Cheng等人（2012）孤立地发现人类CCNK的K1和K2亚型与CDK12相互作用，并且CCNK-CDK12复合物丝氨酸磷酸化RNAPII的C端结构域。激活 CDK12 需要 CCNK。

Yu et al.（2015）发现Pol II相关因子1（PAF1；610506）是暂停 Pol II 释放的关键调节因子，正转录延伸因子 b（P-TEFb）直接调节 PAF1 复合物向基因的初始募集，并且 CDK12 的后续募集依赖于 PAF1 复合物。Yu等人（2015）得出结论，他们的研究结果揭示了P-TEFb、PAF1复合物和CDK12在暂停释放和Pol II C末端结构域磷酸化方面的协同作用。

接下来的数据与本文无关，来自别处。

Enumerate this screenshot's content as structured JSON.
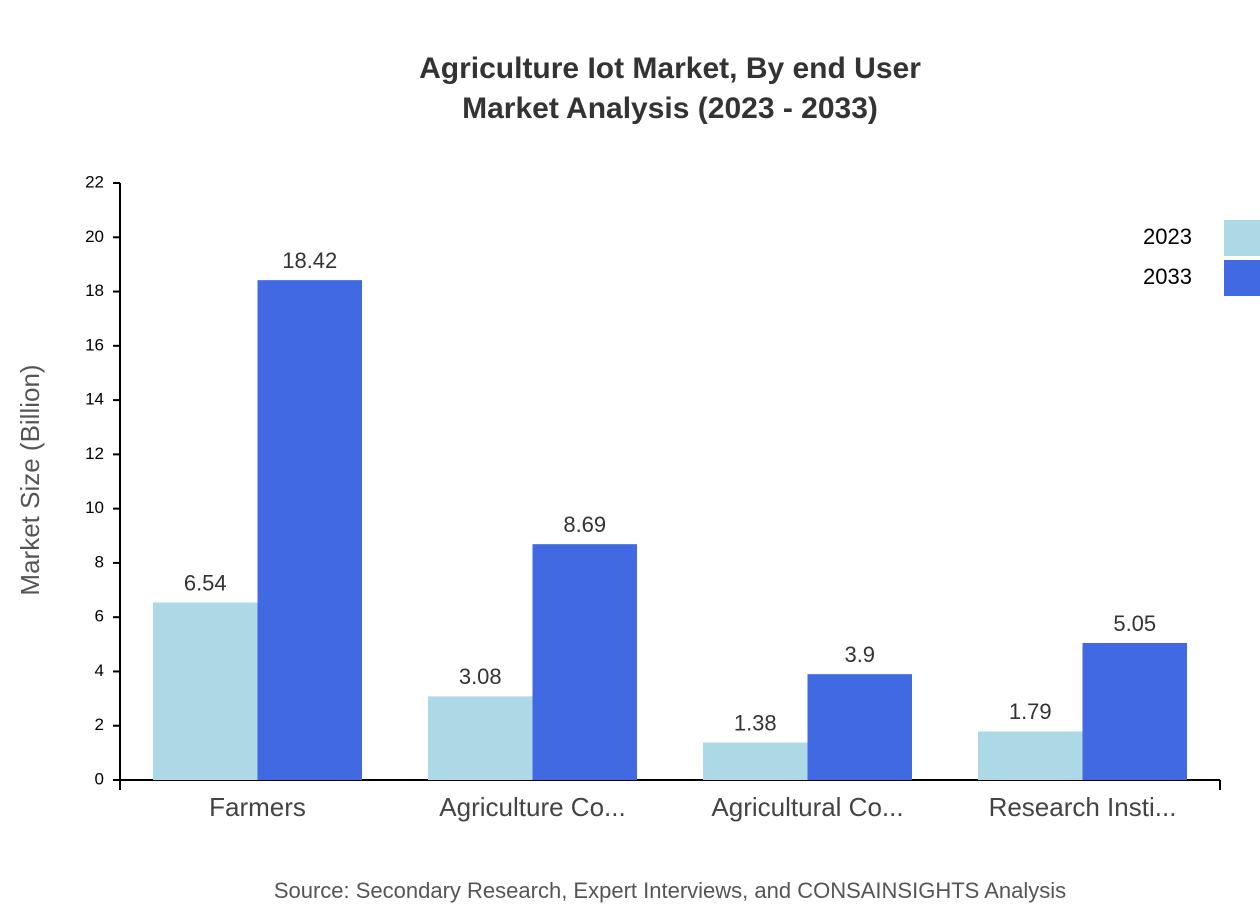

Dubbury et al.（2018）表明CDK12全面抑制小鼠胚胎干细胞中的内含子多聚腺苷酸化事件，从而能够产生全长基因产物。许多同源重组基因比其他表达基因含有更多的内含子聚腺苷酸化位点，并且这些位点对 CDK12 的丢失特别敏感。这些位点的累积效应解释了同源重组基因表达对CDK12缺失的敏感性增强，Dubbury等人（2018）发现这种机制在含有功能缺失CDK12突变的人类肿瘤中是保守的。Dubbury 等人（2018）得出的结论是，他们的工作阐明了 CDK12 的功能，并强调了其作为化疗靶点和肿瘤生物标志物的潜力。

▼ 基因结构

Ko等人（2001）确定CDK12基因含有7个外显子。

▼ 测绘

Nagase等人（1998）通过辐射杂交分析将CDK12基因定位到染色体17。

Ko等（2001）通过基因组序列分析，将CDK12基因定位到染色体17q21。他们将小鼠 Cdk12 基因定位到染色体 11 的远端，该基因与人类染色体 17q21 具有同源性。